Donald Trump n’est donc ni une parenthèse, ni un accident. Son élection fut une conséquence et non pas la cause de la crise existentielle de la démocratie américaine. Sa défaite constitue un revers majeur pour le populisme, mais certainement pas sa fin. Les mutations fondamentales dont il est le produit subsistent et se trouvent même amplifiées par la crise sanitaire et économique, qu’il s’agisse de la désintégration des classes moyennes, du chômage de masse et des inégalités, du ressentiment et de la polarisation, de la montée de l’insécurité et de la tentation de la violence, de la défiance envers les dirigeants et les institutions démocratiques. La deuxième vague est donc tout aussi inéluctable pour le populisme que pour l’épidémie de Covid-19.
L’heure n’est donc pas à la célébration d’une improbable victoire de la démocratie mais à l’action pour la réinventer.
Pour les États-Unis, cela exige de Joe Biden et de Kamala Harris qu’ils mettent rapidement en place une stratégie nationale efficace de lutte contre l’épidémie, condition pour la relance de l’économie, et surtout qu’ils engagent la réconciliation d’une nation déchirée. Pour les Européens, cela implique de ne pas interrompre la construction d’une Europe plus autonome.
Pour l’ensemble des démocraties, cela invite à reconstruire un Occident élargi aux nations libres d’Asie pour endiguer l’expansionnisme chinois, mais surtout à traiter les pathologies qui ont rendu possible l’élection de Donald Trump et peuvent amener demain ses émules au pouvoir.

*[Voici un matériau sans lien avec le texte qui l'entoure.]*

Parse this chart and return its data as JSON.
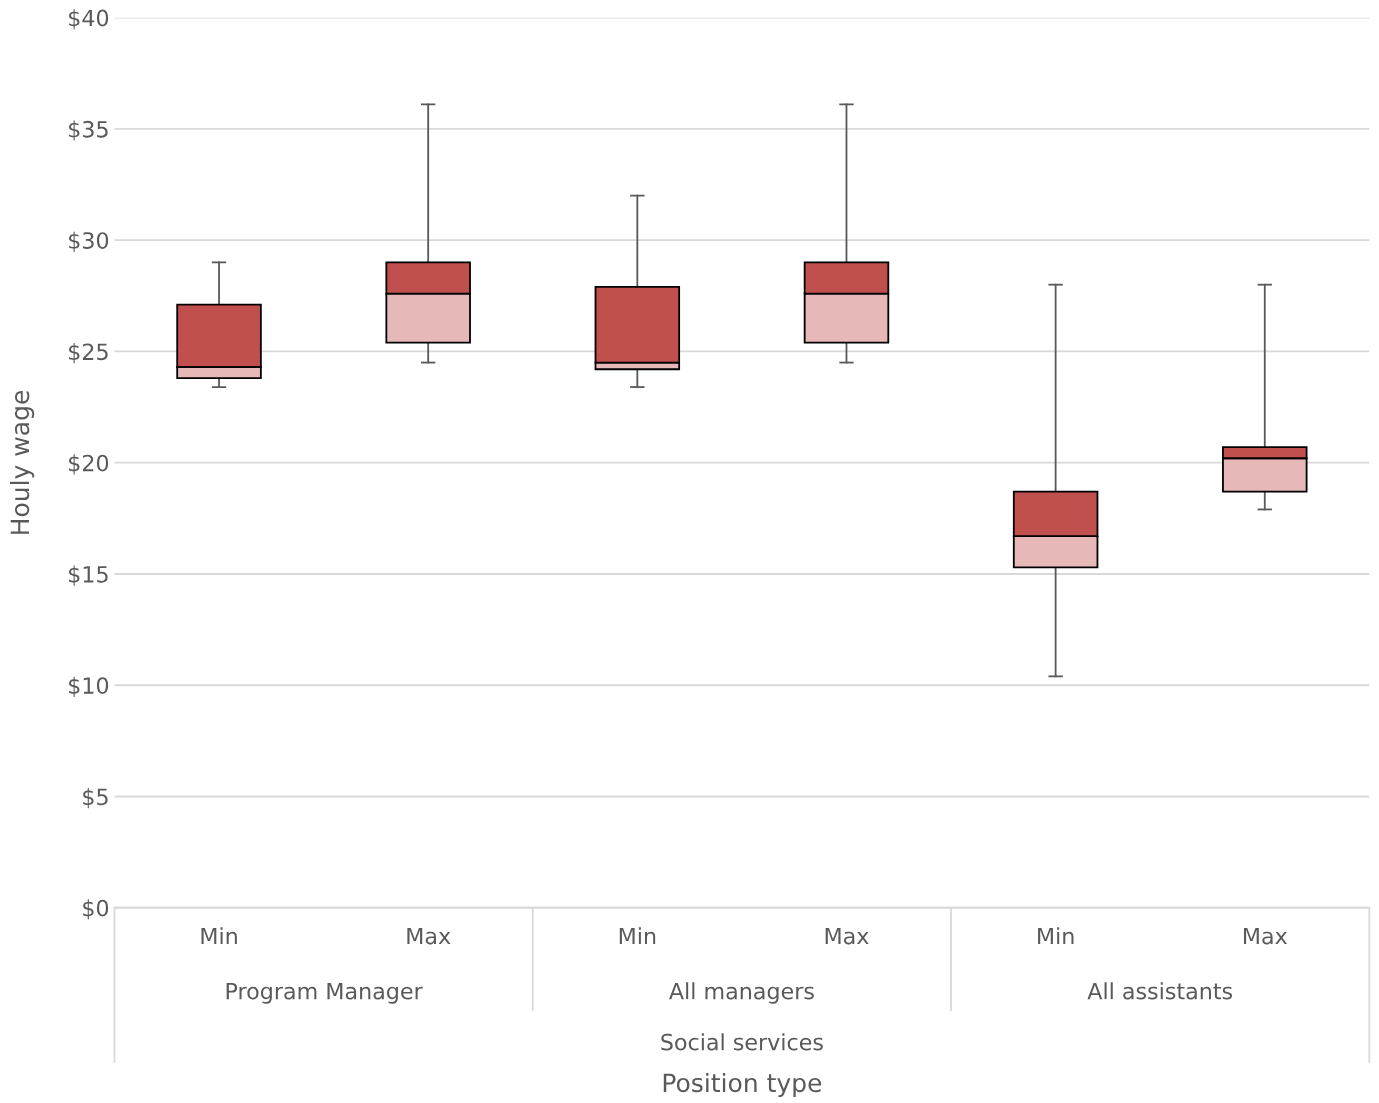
{
  "chart_data": {
    "type": "box",
    "categories": [
      "Min",
      "Max",
      "Min",
      "Max",
      "Min",
      "Max"
    ],
    "series": [
      {
        "color": "#e6b8b7",
        "boxes": [
          {
            "low": 23.4,
            "q1": 23.8,
            "median": 24.3,
            "q3": 27.1,
            "high": 29
          },
          {
            "low": 24.5,
            "q1": 25.4,
            "median": 27.6,
            "q3": 29,
            "high": 36.1
          },
          {
            "low": 23.4,
            "q1": 24.2,
            "median": 24.5,
            "q3": 27.9,
            "high": 32
          },
          {
            "low": 24.5,
            "q1": 25.4,
            "median": 27.6,
            "q3": 29,
            "high": 36.1
          },
          {
            "low": 10.4,
            "q1": 15.3,
            "median": 16.7,
            "q3": 18.7,
            "high": 28
          },
          {
            "low": 17.9,
            "q1": 18.7,
            "median": 20.2,
            "q3": 20.7,
            "high": 28
          }
        ]
      }
    ],
    "colors": [
      "#c0504d",
      "#c0504d",
      "#c0504d",
      "#c0504d",
      "#c0504d",
      "#c0504d"
    ],
    "annotations": [
      "Program Manager",
      "All managers",
      "All assistants",
      "Social services",
      "Position type"
    ],
    "ylabel": "Houly wage",
    "ylim": [
      0,
      40
    ],
    "yticks": [
      {
        "value": 0,
        "label": "$0"
      },
      {
        "value": 5,
        "label": "$5"
      },
      {
        "value": 10,
        "label": "$10"
      },
      {
        "value": 15,
        "label": "$15"
      },
      {
        "value": 20,
        "label": "$20"
      },
      {
        "value": 25,
        "label": "$25"
      },
      {
        "value": 30,
        "label": "$30"
      },
      {
        "value": 35,
        "label": "$35"
      },
      {
        "value": 40,
        "label": "$40"
      }
    ],
    "grid": "y"
  }
}
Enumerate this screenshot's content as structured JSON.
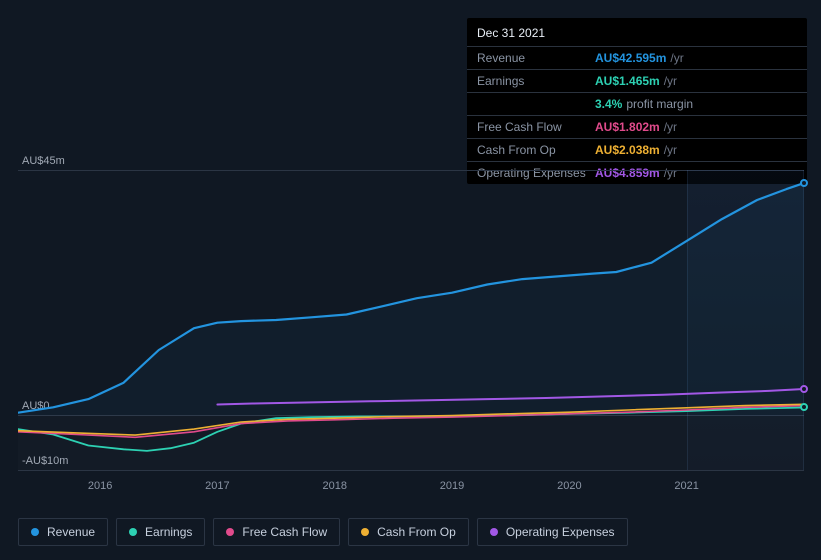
{
  "colors": {
    "revenue": "#2394df",
    "earnings": "#2dd1b3",
    "free_cash_flow": "#e14b8c",
    "cash_from_op": "#eeb033",
    "operating_expenses": "#a258e6",
    "background": "#101823",
    "grid": "#2b3544",
    "text_muted": "#8a94a4",
    "text": "#c7d0de"
  },
  "tooltip": {
    "date": "Dec 31 2021",
    "rows": [
      {
        "label": "Revenue",
        "value": "AU$42.595m",
        "unit": "/yr",
        "color_key": "revenue"
      },
      {
        "label": "Earnings",
        "value": "AU$1.465m",
        "unit": "/yr",
        "color_key": "earnings",
        "sub_value": "3.4%",
        "sub_label": "profit margin"
      },
      {
        "label": "Free Cash Flow",
        "value": "AU$1.802m",
        "unit": "/yr",
        "color_key": "free_cash_flow"
      },
      {
        "label": "Cash From Op",
        "value": "AU$2.038m",
        "unit": "/yr",
        "color_key": "cash_from_op"
      },
      {
        "label": "Operating Expenses",
        "value": "AU$4.859m",
        "unit": "/yr",
        "color_key": "operating_expenses"
      }
    ]
  },
  "chart": {
    "type": "line",
    "y_min": -10,
    "y_max": 45,
    "y_ticks": [
      {
        "v": 45,
        "label": "AU$45m"
      },
      {
        "v": 0,
        "label": "AU$0"
      },
      {
        "v": -10,
        "label": "-AU$10m"
      }
    ],
    "x_min": 2015.3,
    "x_max": 2022.0,
    "x_ticks": [
      2016,
      2017,
      2018,
      2019,
      2020,
      2021
    ],
    "highlight_from": 2021.0,
    "highlight_to": 2022.0,
    "series": {
      "revenue": {
        "color_key": "revenue",
        "width": 2.2,
        "marker_end": true,
        "points": [
          [
            2015.3,
            0.5
          ],
          [
            2015.6,
            1.5
          ],
          [
            2015.9,
            3
          ],
          [
            2016.2,
            6
          ],
          [
            2016.5,
            12
          ],
          [
            2016.8,
            16
          ],
          [
            2017.0,
            17
          ],
          [
            2017.2,
            17.3
          ],
          [
            2017.5,
            17.5
          ],
          [
            2017.8,
            18
          ],
          [
            2018.1,
            18.5
          ],
          [
            2018.4,
            20
          ],
          [
            2018.7,
            21.5
          ],
          [
            2019.0,
            22.5
          ],
          [
            2019.3,
            24
          ],
          [
            2019.6,
            25
          ],
          [
            2019.9,
            25.5
          ],
          [
            2020.2,
            26
          ],
          [
            2020.4,
            26.3
          ],
          [
            2020.7,
            28
          ],
          [
            2021.0,
            32
          ],
          [
            2021.3,
            36
          ],
          [
            2021.6,
            39.5
          ],
          [
            2021.85,
            41.5
          ],
          [
            2022.0,
            42.595
          ]
        ]
      },
      "earnings": {
        "color_key": "earnings",
        "width": 1.8,
        "marker_end": true,
        "points": [
          [
            2015.3,
            -2.5
          ],
          [
            2015.6,
            -3.5
          ],
          [
            2015.9,
            -5.5
          ],
          [
            2016.2,
            -6.2
          ],
          [
            2016.4,
            -6.5
          ],
          [
            2016.6,
            -6.0
          ],
          [
            2016.8,
            -5.0
          ],
          [
            2017.0,
            -3.0
          ],
          [
            2017.2,
            -1.5
          ],
          [
            2017.5,
            -0.5
          ],
          [
            2017.8,
            -0.3
          ],
          [
            2018.2,
            -0.2
          ],
          [
            2018.6,
            -0.2
          ],
          [
            2019.0,
            -0.1
          ],
          [
            2019.5,
            0
          ],
          [
            2020.0,
            0.3
          ],
          [
            2020.5,
            0.5
          ],
          [
            2021.0,
            0.8
          ],
          [
            2021.5,
            1.2
          ],
          [
            2022.0,
            1.465
          ]
        ]
      },
      "free_cash_flow": {
        "color_key": "free_cash_flow",
        "width": 1.6,
        "marker_end": false,
        "points": [
          [
            2015.3,
            -3.0
          ],
          [
            2015.8,
            -3.5
          ],
          [
            2016.3,
            -4.0
          ],
          [
            2016.8,
            -3.0
          ],
          [
            2017.2,
            -1.5
          ],
          [
            2017.6,
            -1.0
          ],
          [
            2018.0,
            -0.8
          ],
          [
            2018.5,
            -0.5
          ],
          [
            2019.0,
            -0.3
          ],
          [
            2019.5,
            0.0
          ],
          [
            2020.0,
            0.3
          ],
          [
            2020.5,
            0.6
          ],
          [
            2021.0,
            1.0
          ],
          [
            2021.5,
            1.5
          ],
          [
            2022.0,
            1.802
          ]
        ]
      },
      "cash_from_op": {
        "color_key": "cash_from_op",
        "width": 1.6,
        "marker_end": false,
        "points": [
          [
            2015.3,
            -2.8
          ],
          [
            2015.8,
            -3.2
          ],
          [
            2016.3,
            -3.6
          ],
          [
            2016.8,
            -2.5
          ],
          [
            2017.2,
            -1.2
          ],
          [
            2017.6,
            -0.7
          ],
          [
            2018.0,
            -0.5
          ],
          [
            2018.5,
            -0.2
          ],
          [
            2019.0,
            0.0
          ],
          [
            2019.5,
            0.3
          ],
          [
            2020.0,
            0.6
          ],
          [
            2020.5,
            1.0
          ],
          [
            2021.0,
            1.4
          ],
          [
            2021.5,
            1.8
          ],
          [
            2022.0,
            2.038
          ]
        ]
      },
      "operating_expenses": {
        "color_key": "operating_expenses",
        "width": 2.0,
        "marker_end": true,
        "points": [
          [
            2017.0,
            2.0
          ],
          [
            2017.3,
            2.2
          ],
          [
            2017.8,
            2.4
          ],
          [
            2018.3,
            2.6
          ],
          [
            2018.8,
            2.8
          ],
          [
            2019.3,
            3.0
          ],
          [
            2019.8,
            3.2
          ],
          [
            2020.3,
            3.5
          ],
          [
            2020.8,
            3.8
          ],
          [
            2021.3,
            4.2
          ],
          [
            2021.7,
            4.5
          ],
          [
            2022.0,
            4.859
          ]
        ]
      }
    }
  },
  "legend": [
    {
      "label": "Revenue",
      "color_key": "revenue"
    },
    {
      "label": "Earnings",
      "color_key": "earnings"
    },
    {
      "label": "Free Cash Flow",
      "color_key": "free_cash_flow"
    },
    {
      "label": "Cash From Op",
      "color_key": "cash_from_op"
    },
    {
      "label": "Operating Expenses",
      "color_key": "operating_expenses"
    }
  ]
}
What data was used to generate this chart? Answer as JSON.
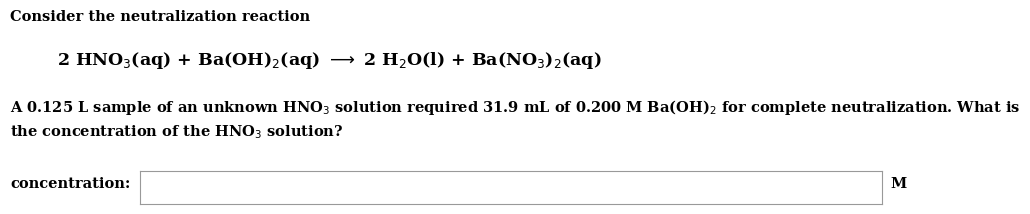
{
  "background_color": "#ffffff",
  "title_line": "Consider the neutralization reaction",
  "equation": "2 HNO$_{3}$(aq) + Ba(OH)$_{2}$(aq) $\\longrightarrow$ 2 H$_{2}$O(l) + Ba(NO$_{3}$)$_{2}$(aq)",
  "para_line1": "A 0.125 L sample of an unknown HNO$_{3}$ solution required 31.9 mL of 0.200 M Ba(OH)$_{2}$ for complete neutralization. What is",
  "para_line2": "the concentration of the HNO$_{3}$ solution?",
  "label_text": "concentration:",
  "unit_text": "M",
  "font_size_title": 10.5,
  "font_size_eq": 12.5,
  "font_size_para": 10.5,
  "font_size_label": 10.5,
  "text_color": "#000000",
  "box_edge_color": "#999999",
  "box_fill_color": "#ffffff"
}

Avec quatre priorités. La reconstruction de la communauté des citoyens autour d’un projet national partagé. La décentralisation des institutions et l’association des acteurs économiques et sociaux comme des citoyens aux politiques publiques. La réhabilitation du capitalisme de production et d’innovation au détriment des rentes – ce qui passe notamment par la régulation du secteur numérique et le démantèlement des Gafam. Un formidable investissement dans l’éducation, qui constitue la principale ligne de clivage entre les électeurs populistes et démocrates. C’est dans le cœur de chaque citoyen que doit être désarmée la tentation du ressentiment, de la colère et de la violence. Et cette responsabilité a pour préalable l’éducation à la liberté, au respect de l’État de droit, au débat entre opinions contraires et à la modération.